Monday, June 8, 2009

Oil industry bleeding us dry

Sunday Nation, 07 June 2009, Page 21

Some time late last year, the ministry of Energy promised to institute controls on the price of petroleum products because the oil industry in this country had failed to heed the cry of the common citizen and continued pursuing profits without a social conscience.

The ministry even went ahead and published some complicated formula in the press using taxpayers’ money and asked for comments within a given timeframe after which the regulations would become law.


It is now over six months since the regulations were published and recently the minister for Energy was heard uncharacteristically whimpering that unless oil companies act responsibly, “the ministry will be forced to regulate the price of petroleum products”.

Either the minister is unaware of the progress made since the proposed regulations were published, or he is just being mischievous and hoodwinking Kenyans with meaningless populist statements.

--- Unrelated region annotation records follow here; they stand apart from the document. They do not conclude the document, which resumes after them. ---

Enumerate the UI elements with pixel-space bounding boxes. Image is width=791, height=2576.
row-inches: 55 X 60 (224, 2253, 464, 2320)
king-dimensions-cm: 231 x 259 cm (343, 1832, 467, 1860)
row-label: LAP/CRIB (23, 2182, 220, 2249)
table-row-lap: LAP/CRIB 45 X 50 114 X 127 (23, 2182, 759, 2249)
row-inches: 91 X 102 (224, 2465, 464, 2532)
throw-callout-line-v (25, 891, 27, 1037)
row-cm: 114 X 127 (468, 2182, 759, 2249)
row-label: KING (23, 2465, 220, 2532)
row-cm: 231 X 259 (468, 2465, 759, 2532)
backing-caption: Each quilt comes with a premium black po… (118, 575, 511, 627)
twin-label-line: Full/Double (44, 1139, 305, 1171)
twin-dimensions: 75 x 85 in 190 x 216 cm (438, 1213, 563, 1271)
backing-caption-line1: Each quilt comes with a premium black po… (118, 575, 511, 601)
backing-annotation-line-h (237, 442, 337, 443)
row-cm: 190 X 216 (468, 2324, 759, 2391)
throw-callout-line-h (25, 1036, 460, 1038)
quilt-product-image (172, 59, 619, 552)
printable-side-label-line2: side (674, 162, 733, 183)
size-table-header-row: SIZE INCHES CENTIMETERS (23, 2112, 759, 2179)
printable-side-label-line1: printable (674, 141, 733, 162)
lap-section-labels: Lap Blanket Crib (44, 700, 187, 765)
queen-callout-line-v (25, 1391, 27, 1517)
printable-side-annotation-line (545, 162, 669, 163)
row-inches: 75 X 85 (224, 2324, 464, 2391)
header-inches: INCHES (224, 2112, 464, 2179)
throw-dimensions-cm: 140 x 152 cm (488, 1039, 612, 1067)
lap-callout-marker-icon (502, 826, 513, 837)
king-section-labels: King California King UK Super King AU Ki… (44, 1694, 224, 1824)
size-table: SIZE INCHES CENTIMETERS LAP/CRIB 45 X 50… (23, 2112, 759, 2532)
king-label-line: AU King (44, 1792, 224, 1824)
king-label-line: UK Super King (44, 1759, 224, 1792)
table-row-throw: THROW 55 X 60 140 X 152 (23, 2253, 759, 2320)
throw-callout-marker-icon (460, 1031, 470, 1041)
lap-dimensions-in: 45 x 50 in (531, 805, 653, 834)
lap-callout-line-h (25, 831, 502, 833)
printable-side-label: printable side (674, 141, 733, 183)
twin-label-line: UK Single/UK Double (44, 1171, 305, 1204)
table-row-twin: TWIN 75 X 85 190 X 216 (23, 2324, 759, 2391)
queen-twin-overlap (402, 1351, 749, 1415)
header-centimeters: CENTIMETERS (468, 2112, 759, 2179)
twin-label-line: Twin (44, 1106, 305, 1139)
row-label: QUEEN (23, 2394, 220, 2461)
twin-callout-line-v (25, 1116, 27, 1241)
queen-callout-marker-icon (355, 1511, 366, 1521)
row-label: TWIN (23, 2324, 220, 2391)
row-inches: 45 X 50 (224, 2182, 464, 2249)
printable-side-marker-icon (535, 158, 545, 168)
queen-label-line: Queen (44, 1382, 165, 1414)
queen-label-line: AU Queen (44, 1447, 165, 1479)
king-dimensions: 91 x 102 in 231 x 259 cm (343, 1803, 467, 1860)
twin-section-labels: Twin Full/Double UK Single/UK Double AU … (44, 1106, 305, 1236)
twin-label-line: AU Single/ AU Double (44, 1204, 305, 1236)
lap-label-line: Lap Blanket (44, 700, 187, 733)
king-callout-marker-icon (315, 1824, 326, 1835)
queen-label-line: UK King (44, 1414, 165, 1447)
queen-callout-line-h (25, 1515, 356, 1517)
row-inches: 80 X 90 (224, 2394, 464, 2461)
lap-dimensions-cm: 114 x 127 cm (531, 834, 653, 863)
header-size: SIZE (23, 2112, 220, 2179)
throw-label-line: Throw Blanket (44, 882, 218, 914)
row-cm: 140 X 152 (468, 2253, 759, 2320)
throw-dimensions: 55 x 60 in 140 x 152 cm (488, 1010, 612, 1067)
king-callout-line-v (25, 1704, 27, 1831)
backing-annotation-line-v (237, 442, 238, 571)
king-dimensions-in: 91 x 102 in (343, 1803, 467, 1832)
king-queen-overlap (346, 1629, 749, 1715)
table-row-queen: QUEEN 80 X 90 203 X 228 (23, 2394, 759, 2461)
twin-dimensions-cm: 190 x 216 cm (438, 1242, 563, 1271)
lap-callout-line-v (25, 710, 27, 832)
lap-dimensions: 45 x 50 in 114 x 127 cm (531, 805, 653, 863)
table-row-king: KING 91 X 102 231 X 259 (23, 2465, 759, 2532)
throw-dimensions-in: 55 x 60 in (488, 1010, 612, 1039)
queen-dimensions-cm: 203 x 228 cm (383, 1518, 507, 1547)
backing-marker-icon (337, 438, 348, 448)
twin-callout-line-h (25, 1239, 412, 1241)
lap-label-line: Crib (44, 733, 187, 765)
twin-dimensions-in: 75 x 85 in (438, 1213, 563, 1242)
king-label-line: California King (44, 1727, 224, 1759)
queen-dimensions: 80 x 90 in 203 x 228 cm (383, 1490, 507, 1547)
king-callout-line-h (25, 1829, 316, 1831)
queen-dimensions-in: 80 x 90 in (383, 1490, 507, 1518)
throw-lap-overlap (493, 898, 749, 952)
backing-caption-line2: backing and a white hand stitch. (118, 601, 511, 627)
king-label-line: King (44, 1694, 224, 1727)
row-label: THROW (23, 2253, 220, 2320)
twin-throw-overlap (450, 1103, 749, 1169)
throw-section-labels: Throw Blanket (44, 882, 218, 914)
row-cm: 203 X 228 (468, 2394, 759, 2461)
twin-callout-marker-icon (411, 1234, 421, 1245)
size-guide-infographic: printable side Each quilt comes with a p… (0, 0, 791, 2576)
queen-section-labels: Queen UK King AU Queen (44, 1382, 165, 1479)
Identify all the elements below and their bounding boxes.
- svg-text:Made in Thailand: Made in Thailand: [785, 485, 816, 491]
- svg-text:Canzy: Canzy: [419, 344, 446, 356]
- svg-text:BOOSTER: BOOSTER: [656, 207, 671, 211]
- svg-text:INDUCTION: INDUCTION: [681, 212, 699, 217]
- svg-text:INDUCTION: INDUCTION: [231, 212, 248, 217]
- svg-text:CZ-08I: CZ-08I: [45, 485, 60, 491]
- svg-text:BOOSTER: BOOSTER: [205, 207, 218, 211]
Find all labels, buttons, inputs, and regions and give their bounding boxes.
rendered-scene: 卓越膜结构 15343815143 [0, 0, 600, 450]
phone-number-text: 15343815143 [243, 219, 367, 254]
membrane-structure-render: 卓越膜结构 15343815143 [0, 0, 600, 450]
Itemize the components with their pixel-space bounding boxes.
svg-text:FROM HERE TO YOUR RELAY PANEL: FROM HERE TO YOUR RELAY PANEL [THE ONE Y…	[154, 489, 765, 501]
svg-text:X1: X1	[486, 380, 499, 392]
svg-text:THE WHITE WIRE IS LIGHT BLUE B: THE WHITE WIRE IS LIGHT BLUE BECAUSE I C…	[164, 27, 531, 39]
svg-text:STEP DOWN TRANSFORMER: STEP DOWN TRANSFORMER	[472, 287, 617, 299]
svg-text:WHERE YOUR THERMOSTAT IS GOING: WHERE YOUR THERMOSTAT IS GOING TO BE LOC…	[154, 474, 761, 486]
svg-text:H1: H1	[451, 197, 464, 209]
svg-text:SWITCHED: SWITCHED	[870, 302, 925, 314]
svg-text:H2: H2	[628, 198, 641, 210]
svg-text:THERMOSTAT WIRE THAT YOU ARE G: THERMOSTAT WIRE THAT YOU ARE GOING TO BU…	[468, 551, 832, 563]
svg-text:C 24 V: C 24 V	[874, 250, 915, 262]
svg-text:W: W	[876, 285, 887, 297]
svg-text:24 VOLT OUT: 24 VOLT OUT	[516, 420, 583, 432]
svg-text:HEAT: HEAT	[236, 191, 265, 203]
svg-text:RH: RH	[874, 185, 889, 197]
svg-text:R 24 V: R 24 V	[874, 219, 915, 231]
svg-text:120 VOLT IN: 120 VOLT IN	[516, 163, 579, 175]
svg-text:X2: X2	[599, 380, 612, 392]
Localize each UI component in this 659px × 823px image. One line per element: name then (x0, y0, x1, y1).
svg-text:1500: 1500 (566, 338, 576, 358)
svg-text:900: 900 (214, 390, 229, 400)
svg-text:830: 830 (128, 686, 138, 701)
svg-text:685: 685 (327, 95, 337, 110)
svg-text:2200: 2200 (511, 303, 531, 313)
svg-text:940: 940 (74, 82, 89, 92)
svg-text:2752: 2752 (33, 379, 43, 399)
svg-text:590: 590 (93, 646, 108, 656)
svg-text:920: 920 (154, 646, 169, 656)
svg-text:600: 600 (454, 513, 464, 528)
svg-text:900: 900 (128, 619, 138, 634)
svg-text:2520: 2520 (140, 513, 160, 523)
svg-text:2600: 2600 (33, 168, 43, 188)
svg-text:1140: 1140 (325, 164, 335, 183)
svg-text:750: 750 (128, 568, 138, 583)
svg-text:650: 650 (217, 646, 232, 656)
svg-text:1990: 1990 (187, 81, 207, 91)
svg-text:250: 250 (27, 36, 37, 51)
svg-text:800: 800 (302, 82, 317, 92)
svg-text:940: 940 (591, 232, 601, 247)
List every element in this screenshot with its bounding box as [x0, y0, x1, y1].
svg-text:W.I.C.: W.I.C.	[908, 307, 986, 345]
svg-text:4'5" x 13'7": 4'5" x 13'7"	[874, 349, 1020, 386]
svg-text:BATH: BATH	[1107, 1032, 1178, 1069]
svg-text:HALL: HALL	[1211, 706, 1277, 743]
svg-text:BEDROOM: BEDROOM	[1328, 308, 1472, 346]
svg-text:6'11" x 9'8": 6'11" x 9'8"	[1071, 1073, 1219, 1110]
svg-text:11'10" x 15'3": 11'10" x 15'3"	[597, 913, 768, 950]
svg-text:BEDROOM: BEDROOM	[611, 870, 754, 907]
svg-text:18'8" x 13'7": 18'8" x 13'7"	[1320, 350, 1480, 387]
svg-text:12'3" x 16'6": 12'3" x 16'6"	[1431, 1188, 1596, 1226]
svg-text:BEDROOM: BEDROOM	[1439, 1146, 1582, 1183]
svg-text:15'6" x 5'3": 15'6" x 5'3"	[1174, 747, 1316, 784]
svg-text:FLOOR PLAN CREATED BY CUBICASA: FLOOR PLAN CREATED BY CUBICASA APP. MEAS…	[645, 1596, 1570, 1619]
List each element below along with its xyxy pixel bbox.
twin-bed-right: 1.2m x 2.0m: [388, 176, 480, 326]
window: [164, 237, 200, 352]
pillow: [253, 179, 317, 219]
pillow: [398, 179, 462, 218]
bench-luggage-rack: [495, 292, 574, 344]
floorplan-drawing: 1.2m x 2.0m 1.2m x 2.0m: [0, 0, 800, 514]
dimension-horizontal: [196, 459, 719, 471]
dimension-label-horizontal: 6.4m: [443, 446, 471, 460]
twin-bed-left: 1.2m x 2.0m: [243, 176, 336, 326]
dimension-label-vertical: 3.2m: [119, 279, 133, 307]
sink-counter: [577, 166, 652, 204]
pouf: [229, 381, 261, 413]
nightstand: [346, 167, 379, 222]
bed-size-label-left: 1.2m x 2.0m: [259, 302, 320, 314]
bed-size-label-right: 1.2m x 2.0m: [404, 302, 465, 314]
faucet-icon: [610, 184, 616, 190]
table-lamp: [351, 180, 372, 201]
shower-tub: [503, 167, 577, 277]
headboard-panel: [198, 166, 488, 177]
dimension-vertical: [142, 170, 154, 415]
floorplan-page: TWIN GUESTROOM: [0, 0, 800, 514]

Indeed, such repetitious behaviour has become characteristic of this grand coalition monster, and we were not disappointed last week at the Madaraka Day celebrations when the principals came together to repeat platitudes that meant nothing to anyone but themselves.

The failure to act on regulation of prices of petroleum products is seriously hurting the economy. Indeed, it would even be surprising if the economy will “grow” at the projected 1.7 per cent this year if the current trend continues. The price of petroleum products affects everything from cost and availability of food and other basic necessities to transport, infrastructure and even healthcare.

Yet even as Kenyans continue to suffer unspeakable hardships today, one of the oil companies was recently quoted in the press indicating that the price of oil was inevitably headed north. None of the multifarious explanations given for this ever show why the price of local petroleum products rises within days of some global convulsion, but it drops very slowly if at all whenever the reverse situation obtains.

The dishonest talk of exhausting old stocks seems only to apply when international oil prices drop, but when the prices rise, the “old stock” story becomes irrelevant as Big Oil scrambles for profit.

The oil industry cannot be blamed for playing this cynical game for the companies are not established for charitable purposes. If they had their way they would indeed inflate the prices of their commodities to the highest price possible to still make a sale.

Powerful lobby

It is, however, the responsibility of government to look out for the interest of the citizens on whose behalf it governs. Part of its responsibility is to ensure that as many of its citizens as possible are comfortable, and this includes regulating the prices of essential commodities.

Big Business has a very powerful lobby in this country and this will continue to be the case as long as we worship wealth for its own sake and not for the good that it is capable of.

Assuming that the proposed regulatory mechanisms have not been secretly shelved, Kenyans need to hear from the responsible ministry what progress has been made in ensuring that the price of petroleum products is bearable and does not unduly disrupt economic growth while lining the pockets of a few magnates.

Kenyans also need to demand accountability from this government if we are to stop top public servants from getting away with blatant dishonesty and doublespeak which only results in more Kenyans descending into the clutches of poverty. Pronouncements of a new agenda for jobs and food security such as those made on Madaraka Day must be seen for what they really are – pure hot air.

Dr Lukoye Atwoli is a consultant psychiatrist and lecturer at Moi University’s School of Medicine.